An important question that arises is how accurate and reliable are these tests? What are the attributes of a good test? Should there be an element of accountability of test administrators. As things stand, protecting the secrecy of the test papers and confidentiality of the evaluation system is considered most important and various provisions of the Indian Penal Code are invoked occasionally, but the exam and test providers are not required to live up to any standard of relevance, quality and external review. The entire principles of external verification and working to specified quality standards stand totally abdicated. This is true almost all over the world for most of the tests.
The canonical principle adopted is that if a number of candidates are asked exactly the same questions and required to answer them without any help in the same prescribed time, under proctored conditions, then those who can answer the most to the satisfaction and expectations of the examiners are the best. However the fundamental question of whether the attributes and qualities being sought to be tested have value, and more importantly what is the degree of accuracy and reliability of the scores assigned to Individual test takers.
Almost 4 decades ago in a book on evaluation by Edwin Harper, he summarised the results of some interesting research in how examiners evaluate the scripts assigned to them. He reported that there is a wide variation in the marks given by different examiners to the same script, that led to the conclusion that ‘examiners do not agree with each other’. Even more interesting was the outcome of another experiment where the same answer script was sent to the same examiner again after several months. It was found that there was a significant variation in the scores. This leads to the inference that ‘ examiners do not agree with themselves’.

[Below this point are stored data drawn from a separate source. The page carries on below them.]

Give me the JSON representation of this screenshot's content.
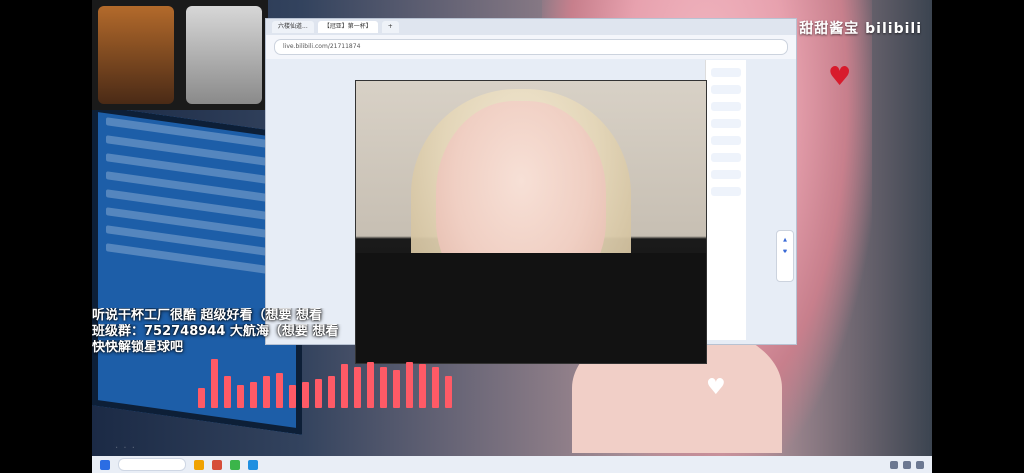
{
  "watermark": {
    "channel_name": "甜甜酱宝",
    "platform": "bilibili"
  },
  "browser": {
    "tabs": [
      "六楼仙道...",
      "【冠亚】第一杯】",
      "+"
    ],
    "address": "live.bilibili.com/21711874"
  },
  "overlay": {
    "line1": "听说干杯工厂很酷  超级好看（想要  想看",
    "line2": "班级群：752748944  大航海（想要  想看",
    "line3": "快快解锁星球吧"
  },
  "equalizer": {
    "levels": [
      0.35,
      0.85,
      0.55,
      0.4,
      0.45,
      0.55,
      0.6,
      0.4,
      0.45,
      0.5,
      0.55,
      0.75,
      0.7,
      0.8,
      0.7,
      0.65,
      0.8,
      0.75,
      0.7,
      0.55
    ]
  },
  "colors": {
    "accent": "#ff5a66",
    "heart_red": "#d81b2c"
  },
  "icons": {
    "heart": "heart-icon"
  }
}
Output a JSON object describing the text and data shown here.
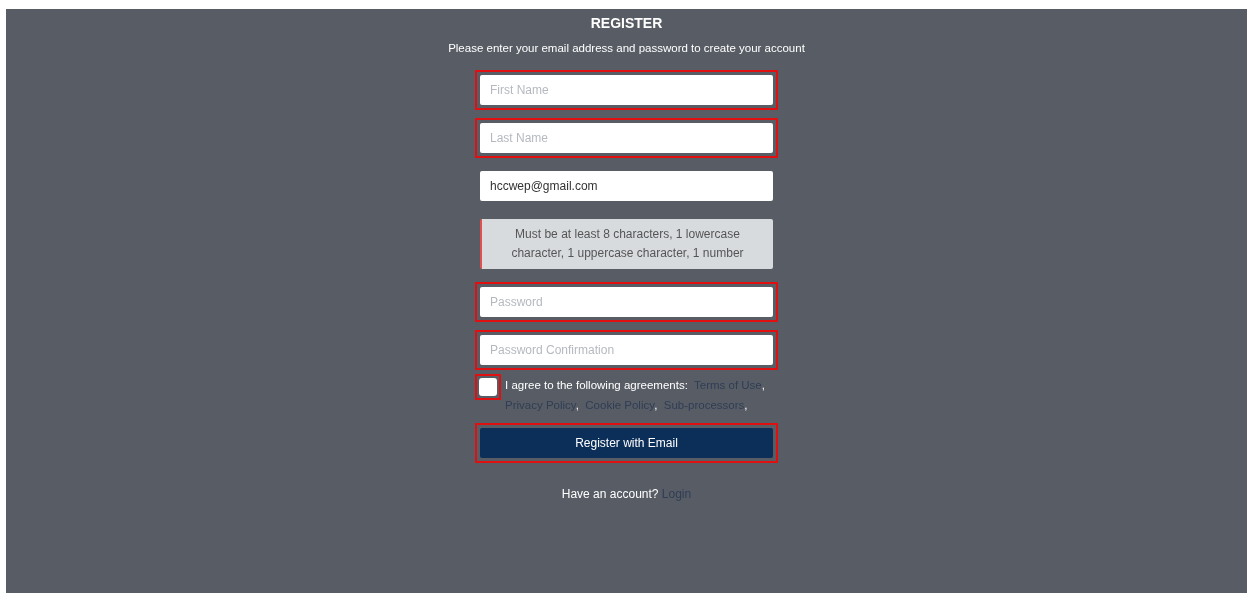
{
  "title": "REGISTER",
  "subtitle": "Please enter your email address and password to create your account",
  "fields": [
    {
      "kind": "input",
      "placeholder": "First Name",
      "highlighted": true
    },
    {
      "kind": "input",
      "placeholder": "Last Name",
      "highlighted": true
    },
    {
      "kind": "input",
      "value": "hccwep@gmail.com",
      "highlighted": false
    },
    {
      "kind": "hint",
      "text": "Must be at least 8 characters, 1 lowercase character, 1 uppercase character, 1 number",
      "highlighted": false
    },
    {
      "kind": "input",
      "placeholder": "Password",
      "highlighted": true
    },
    {
      "kind": "input",
      "placeholder": "Password Confirmation",
      "highlighted": true
    }
  ],
  "agreement": {
    "checked": false,
    "highlighted": true,
    "text": "I agree to the following agreements:",
    "links": [
      "Terms of Use",
      "Privacy Policy",
      "Cookie Policy",
      "Sub-processors"
    ],
    "separator": ","
  },
  "submit": {
    "label": "Register with Email",
    "highlighted": true
  },
  "footer": {
    "text": "Have an account?",
    "link": "Login"
  }
}
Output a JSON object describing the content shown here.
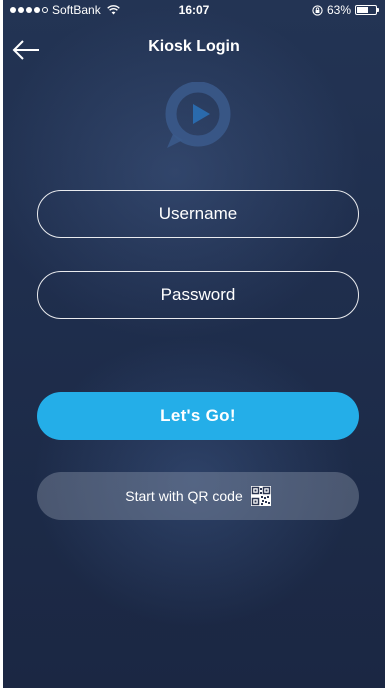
{
  "status_bar": {
    "carrier": "SoftBank",
    "time": "16:07",
    "battery_percent": "63%",
    "battery_level": 0.63,
    "icons": [
      "signal-dots",
      "wifi-icon",
      "orientation-lock-icon",
      "battery-icon"
    ]
  },
  "nav": {
    "title": "Kiosk Login",
    "back_icon": "back-arrow-icon"
  },
  "logo": {
    "icon": "play-chat-bubble-logo"
  },
  "form": {
    "username_placeholder": "Username",
    "password_placeholder": "Password",
    "submit_label": "Let's Go!",
    "qr_label": "Start with QR code",
    "qr_icon": "qr-code-icon"
  },
  "colors": {
    "background": "#1f2e4d",
    "primary_button": "#24aee8",
    "secondary_button": "#5b6780",
    "text": "#ffffff"
  }
}
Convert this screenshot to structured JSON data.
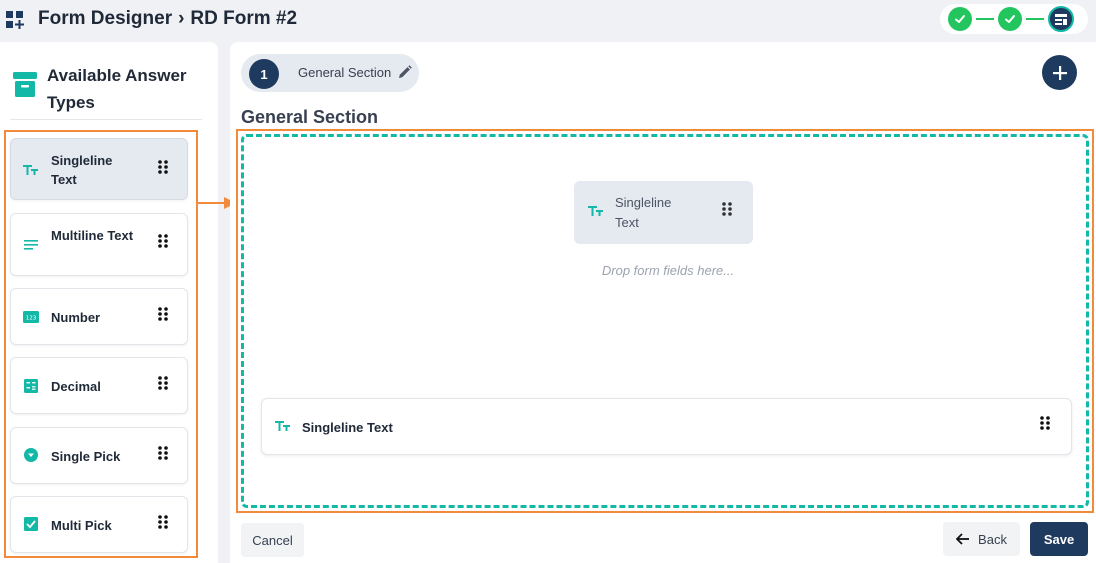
{
  "header": {
    "app": "Form Designer",
    "separator": "›",
    "form_name": "RD Form #2"
  },
  "stepper": {
    "steps": [
      {
        "status": "done",
        "icon": "check-icon"
      },
      {
        "status": "done",
        "icon": "check-icon"
      },
      {
        "status": "current",
        "icon": "form-design-icon"
      }
    ]
  },
  "sidebar": {
    "title": "Available Answer Types",
    "title_icon": "archive-box-icon",
    "items": [
      {
        "label": "Singleline Text",
        "icon": "text-type-icon",
        "active": true
      },
      {
        "label": "Multiline Text",
        "icon": "multiline-icon",
        "active": false
      },
      {
        "label": "Number",
        "icon": "number-icon",
        "active": false
      },
      {
        "label": "Decimal",
        "icon": "calculator-icon",
        "active": false
      },
      {
        "label": "Single Pick",
        "icon": "radio-dot-icon",
        "active": false
      },
      {
        "label": "Multi Pick",
        "icon": "checkbox-icon",
        "active": false
      }
    ]
  },
  "main": {
    "tab": {
      "number": "1",
      "label": "General Section"
    },
    "section_title": "General Section",
    "drag_preview": {
      "label": "Singleline Text"
    },
    "drop_placeholder": "Drop form fields here...",
    "fields": [
      {
        "label": "Singleline Text"
      }
    ]
  },
  "footer": {
    "cancel_label": "Cancel",
    "back_label": "Back",
    "save_label": "Save"
  },
  "colors": {
    "primary": "#1e3a5f",
    "accent": "#14b8a6",
    "success": "#22c55e",
    "highlight": "#f28a3b"
  }
}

We have made much progress in moving towards consumer protection, right to information and rights of children to a safe learning environment. We have a great awareness of the negative effects of junk food and serious punishments for adulteration and fake goods.

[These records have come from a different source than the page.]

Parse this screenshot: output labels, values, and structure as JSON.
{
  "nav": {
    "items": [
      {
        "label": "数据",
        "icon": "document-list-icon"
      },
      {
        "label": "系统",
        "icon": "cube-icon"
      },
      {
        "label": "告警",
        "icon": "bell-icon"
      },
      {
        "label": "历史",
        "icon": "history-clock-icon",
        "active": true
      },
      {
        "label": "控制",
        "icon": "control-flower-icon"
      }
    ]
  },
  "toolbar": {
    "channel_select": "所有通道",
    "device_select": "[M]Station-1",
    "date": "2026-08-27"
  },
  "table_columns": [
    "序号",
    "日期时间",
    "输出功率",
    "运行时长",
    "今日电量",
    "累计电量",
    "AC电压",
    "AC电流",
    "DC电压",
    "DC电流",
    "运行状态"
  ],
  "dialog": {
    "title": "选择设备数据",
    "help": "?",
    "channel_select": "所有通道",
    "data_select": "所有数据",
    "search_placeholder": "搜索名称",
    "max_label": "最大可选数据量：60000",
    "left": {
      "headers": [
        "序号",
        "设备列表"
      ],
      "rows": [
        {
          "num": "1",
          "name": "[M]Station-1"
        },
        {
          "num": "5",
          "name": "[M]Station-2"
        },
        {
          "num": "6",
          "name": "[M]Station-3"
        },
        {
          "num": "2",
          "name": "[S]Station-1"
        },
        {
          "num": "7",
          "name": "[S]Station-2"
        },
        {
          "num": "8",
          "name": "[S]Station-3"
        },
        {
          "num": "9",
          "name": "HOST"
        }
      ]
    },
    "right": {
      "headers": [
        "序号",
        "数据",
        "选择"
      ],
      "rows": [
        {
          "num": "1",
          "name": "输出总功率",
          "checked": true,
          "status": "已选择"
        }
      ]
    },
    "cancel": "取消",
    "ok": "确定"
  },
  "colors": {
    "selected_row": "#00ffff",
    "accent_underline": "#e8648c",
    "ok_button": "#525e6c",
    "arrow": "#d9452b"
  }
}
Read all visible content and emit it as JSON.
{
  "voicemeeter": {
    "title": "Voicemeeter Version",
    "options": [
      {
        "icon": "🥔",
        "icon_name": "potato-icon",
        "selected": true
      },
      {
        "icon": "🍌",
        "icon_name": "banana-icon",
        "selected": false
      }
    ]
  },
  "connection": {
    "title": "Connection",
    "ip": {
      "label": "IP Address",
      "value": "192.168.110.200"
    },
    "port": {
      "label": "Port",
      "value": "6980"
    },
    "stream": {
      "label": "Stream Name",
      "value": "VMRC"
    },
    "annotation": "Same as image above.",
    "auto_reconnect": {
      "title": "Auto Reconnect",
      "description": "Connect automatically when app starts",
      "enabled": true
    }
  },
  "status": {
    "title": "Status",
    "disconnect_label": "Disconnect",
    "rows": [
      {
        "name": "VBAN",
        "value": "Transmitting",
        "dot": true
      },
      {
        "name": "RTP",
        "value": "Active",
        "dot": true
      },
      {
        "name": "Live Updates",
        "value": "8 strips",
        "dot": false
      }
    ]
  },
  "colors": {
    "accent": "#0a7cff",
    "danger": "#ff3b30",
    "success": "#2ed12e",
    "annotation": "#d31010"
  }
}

Shouldn’t fake tests meet the same fate.
The Fairtest organisation in the US has made a scathing observation that the quality of pet food in the US is better regulated than the tests being administered to the children.
There is a whole body of knowledge and good practices for assessment, including item analysis on the basis of facility, reliability and discrimination index, and quality examinations do declare relevant parameters to organisations who use their tests.
But in India we distinguish between students on one mark difference when the error of measurement itself would be much more.
As we come towards the end of 2012, we have the good fortune that the Vice Chancellor of Delhi University is a distinguished Mathematician, the director of NCERT is also a mathematician, and the Chairman of CBSE is an IITian. There can be no better time to acknowledge the importance of educational measurements and systematically improve upon the random unreliable assessment to one where we know what we are measuring and how reliably and accurately.